排気量が小さい軽ジムニーのエンジンをフルに使いきる走りも魅力的ですが、街乗りの時間も長く、同乗者がいる場合が多い人にはシエラの方がおすすです。静粛性にはそれだけの差がでますし、悪路走破性もタイヤサイズと車幅が広くなるシエラの方が優れていると言えます。

まさにオールマイティジムニーと言える存在でしょう。


 

ジムニーはあくまで本格派のクロカン四駆であって、四駆性能こそが何よりのセリングポイントであるということは間違いない事実です。

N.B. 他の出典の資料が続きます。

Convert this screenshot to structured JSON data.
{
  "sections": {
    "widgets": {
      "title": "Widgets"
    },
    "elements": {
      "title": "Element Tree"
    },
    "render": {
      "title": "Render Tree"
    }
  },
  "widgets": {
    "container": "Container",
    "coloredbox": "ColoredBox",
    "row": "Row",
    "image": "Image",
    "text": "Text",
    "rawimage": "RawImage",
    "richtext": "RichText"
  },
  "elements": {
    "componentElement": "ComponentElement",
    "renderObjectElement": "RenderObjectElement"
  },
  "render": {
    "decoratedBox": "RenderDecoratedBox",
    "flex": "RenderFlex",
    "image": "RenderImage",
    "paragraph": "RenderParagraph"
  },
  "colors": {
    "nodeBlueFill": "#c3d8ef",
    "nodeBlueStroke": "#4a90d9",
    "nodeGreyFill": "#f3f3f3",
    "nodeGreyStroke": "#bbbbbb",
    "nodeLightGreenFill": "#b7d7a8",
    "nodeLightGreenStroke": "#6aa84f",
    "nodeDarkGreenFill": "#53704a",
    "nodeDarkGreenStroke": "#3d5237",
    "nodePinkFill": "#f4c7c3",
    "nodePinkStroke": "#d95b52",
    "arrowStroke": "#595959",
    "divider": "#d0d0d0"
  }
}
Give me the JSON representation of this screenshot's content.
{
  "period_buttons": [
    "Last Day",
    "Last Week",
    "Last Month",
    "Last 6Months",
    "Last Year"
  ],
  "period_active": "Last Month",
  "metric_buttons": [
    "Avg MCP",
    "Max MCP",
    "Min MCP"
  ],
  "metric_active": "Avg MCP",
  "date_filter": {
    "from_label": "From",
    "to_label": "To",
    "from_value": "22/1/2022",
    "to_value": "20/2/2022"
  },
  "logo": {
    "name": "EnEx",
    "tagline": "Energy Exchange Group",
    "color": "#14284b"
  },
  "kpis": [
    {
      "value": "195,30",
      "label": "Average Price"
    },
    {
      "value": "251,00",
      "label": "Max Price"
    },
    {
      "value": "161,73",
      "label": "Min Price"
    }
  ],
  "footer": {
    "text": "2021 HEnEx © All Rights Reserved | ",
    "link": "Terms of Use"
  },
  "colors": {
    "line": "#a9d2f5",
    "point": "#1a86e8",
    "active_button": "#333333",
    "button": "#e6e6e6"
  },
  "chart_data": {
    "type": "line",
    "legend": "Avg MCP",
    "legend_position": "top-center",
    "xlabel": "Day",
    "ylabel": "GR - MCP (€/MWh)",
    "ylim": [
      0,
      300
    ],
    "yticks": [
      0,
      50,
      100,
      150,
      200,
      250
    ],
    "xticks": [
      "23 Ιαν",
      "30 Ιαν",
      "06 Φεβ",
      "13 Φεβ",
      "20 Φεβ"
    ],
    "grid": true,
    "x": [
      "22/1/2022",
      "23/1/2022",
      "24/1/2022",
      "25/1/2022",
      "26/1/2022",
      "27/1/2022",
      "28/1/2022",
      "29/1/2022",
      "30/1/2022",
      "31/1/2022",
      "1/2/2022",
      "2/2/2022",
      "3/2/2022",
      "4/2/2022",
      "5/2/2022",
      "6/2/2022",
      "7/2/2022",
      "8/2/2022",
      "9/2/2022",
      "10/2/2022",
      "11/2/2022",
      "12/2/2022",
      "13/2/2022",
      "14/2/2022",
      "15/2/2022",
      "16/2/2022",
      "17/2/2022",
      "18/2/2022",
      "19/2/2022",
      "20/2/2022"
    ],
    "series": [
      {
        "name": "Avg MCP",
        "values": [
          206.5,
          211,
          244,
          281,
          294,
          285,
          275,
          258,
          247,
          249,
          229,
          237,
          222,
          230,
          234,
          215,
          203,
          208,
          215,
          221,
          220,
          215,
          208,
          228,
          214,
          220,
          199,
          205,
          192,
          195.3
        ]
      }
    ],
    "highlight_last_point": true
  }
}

新型がサイズアップしていないのも、プロフェッショナルの使い方を想定しているから。このサイズでないと行けない場所へ移動するためにジムニーを選ぶ林業のプロは世界中にいる。

チーフエンジニアである米澤氏も「そんなニーズを踏まえ、プロが認める性能を重視して開発した」と力を込める。

とはいえ、新型ジムニーはプロフェッショナルしか使えないクルマではない。

確かに、ほとんどの一般ユーザーにとって悪路走破まで想定した4WD性能を活かす機会は多くはないでしょう、しかし新型は乗用車としての快適性も追求しています。これは「仕事で使うプロたちに移動中の快適さを提供したい」という開発サイドの思いからだといいます。

 

スクエアでコンパクトなボディは車両感覚も掴みやすいですし、乗車位置も高いので見通しも良く、視認性にも優れています。自動ブレーキなどの先進安全運転支援機能をはじめとする新機能もたくさん盛り込まれています。もちろんリセールバリューにも期待ができます。そして、ユーザーが望めばプロツールとしてのホンモノの機能が行動範囲を広げ、新たな楽しみを教えてくれるでしょう。

 

新型ジムニーはオフロードに行かない街乗りユーザーにも十分おススメできると断言できるクルマです。

Gクラスやラングラーが街乗りユーザーに人気なように、ジムニー/シエラはスタイリッシュなコンパクトスペシャリティとしてもますますユーザー層を広げていきそうです。価格が安く無駄がないことも時代のムードに合っていると言えそうです。